Add some dextrose to your starters and the yeast should take off faster and have thicker cell walls.
Wrong, and wrong in a way that will harm the yeast.
If you feed yeast on simple sugars it gets lazy with regard to higher sugars, these are exactly the sugars we want the yeast to consume to get the beer to fully attenuate. About the worst possible time to feed yeast on simple sugars is during the reproductive phase.
There are a bunch of other reasons to culture yeast on wort, including sterol precursors, protein, glycogen reserves... All of which we want to maximise in a starter that is going to be sent of to work hard in a wort. None of these are supplied by "sugars" but just looking at sugar metabolism.

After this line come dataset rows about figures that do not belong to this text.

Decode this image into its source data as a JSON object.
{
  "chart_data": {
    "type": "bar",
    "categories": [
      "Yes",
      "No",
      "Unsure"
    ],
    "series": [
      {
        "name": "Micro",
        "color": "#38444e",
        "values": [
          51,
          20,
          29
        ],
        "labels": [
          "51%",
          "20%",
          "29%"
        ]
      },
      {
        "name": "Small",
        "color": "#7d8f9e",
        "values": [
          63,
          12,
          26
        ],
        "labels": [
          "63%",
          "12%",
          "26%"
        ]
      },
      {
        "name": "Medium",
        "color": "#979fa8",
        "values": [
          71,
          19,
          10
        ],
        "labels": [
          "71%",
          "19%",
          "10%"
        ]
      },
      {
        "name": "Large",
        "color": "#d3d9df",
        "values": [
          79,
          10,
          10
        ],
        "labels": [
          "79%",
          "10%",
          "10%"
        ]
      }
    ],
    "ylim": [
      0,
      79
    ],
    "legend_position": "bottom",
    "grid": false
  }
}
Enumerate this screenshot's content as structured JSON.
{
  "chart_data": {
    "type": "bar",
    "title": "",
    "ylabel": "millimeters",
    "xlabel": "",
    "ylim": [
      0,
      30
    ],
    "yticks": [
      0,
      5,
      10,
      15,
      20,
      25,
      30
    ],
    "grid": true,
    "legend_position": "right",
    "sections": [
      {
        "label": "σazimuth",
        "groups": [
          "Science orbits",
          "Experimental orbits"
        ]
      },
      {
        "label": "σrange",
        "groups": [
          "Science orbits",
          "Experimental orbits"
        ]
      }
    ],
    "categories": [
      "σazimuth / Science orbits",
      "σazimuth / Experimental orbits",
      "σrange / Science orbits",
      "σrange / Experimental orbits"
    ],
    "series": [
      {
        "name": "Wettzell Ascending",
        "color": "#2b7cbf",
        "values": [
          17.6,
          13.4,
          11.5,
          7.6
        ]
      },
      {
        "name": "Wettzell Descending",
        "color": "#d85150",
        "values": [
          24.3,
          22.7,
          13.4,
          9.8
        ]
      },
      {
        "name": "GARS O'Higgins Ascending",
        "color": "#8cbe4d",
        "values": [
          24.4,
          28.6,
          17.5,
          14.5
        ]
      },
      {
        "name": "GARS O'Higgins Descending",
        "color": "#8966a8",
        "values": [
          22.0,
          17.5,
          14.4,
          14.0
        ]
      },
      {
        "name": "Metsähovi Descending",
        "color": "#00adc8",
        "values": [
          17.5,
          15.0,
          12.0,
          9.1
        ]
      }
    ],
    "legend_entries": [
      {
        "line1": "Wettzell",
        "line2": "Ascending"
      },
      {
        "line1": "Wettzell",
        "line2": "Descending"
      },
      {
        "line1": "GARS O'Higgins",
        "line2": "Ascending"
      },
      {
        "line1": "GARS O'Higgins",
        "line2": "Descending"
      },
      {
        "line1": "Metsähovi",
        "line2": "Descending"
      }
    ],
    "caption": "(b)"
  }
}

Yeast will pretty much tackle sugars in order of size, so monosaccharides first (glucose, fructose), then disaccharides (Maltose and Sucrose) then higher sugars some but not all of the trisaccharide's.
Yeasts approach to Maltose and Sucrose is quite different, it takes Maltose into the cell and breaks it down, it cant import Sucrose so it produces Invertase enzyme which is pushed into solution (and stays there for good (or bad)), it then breaks down the Sucrose into Fructose and Glucose which are taken up from solution by the yeast. Yeast will preferentially produce invertase even over other reproductive pathways, which would make using Sucrose in a starter even worse than Glucose/Dextrose (same thing).
I suspect (cant prove) that this treatment of sucrose is strongly linked to the traditional "Kit Twang" people talk about.
Hoppy2B, you are getting to be notorious for posting complete crap in very authoritative terms!
When you don't know WTF you are talking about try asking a question.
I would agree that a little yeast nutrient (a complex one not just DAP) and/or a little zinc wouldn't go astray, but if you want to make plenty of good healthy yeast, avoid sugars and use wort (DME/LME same thing).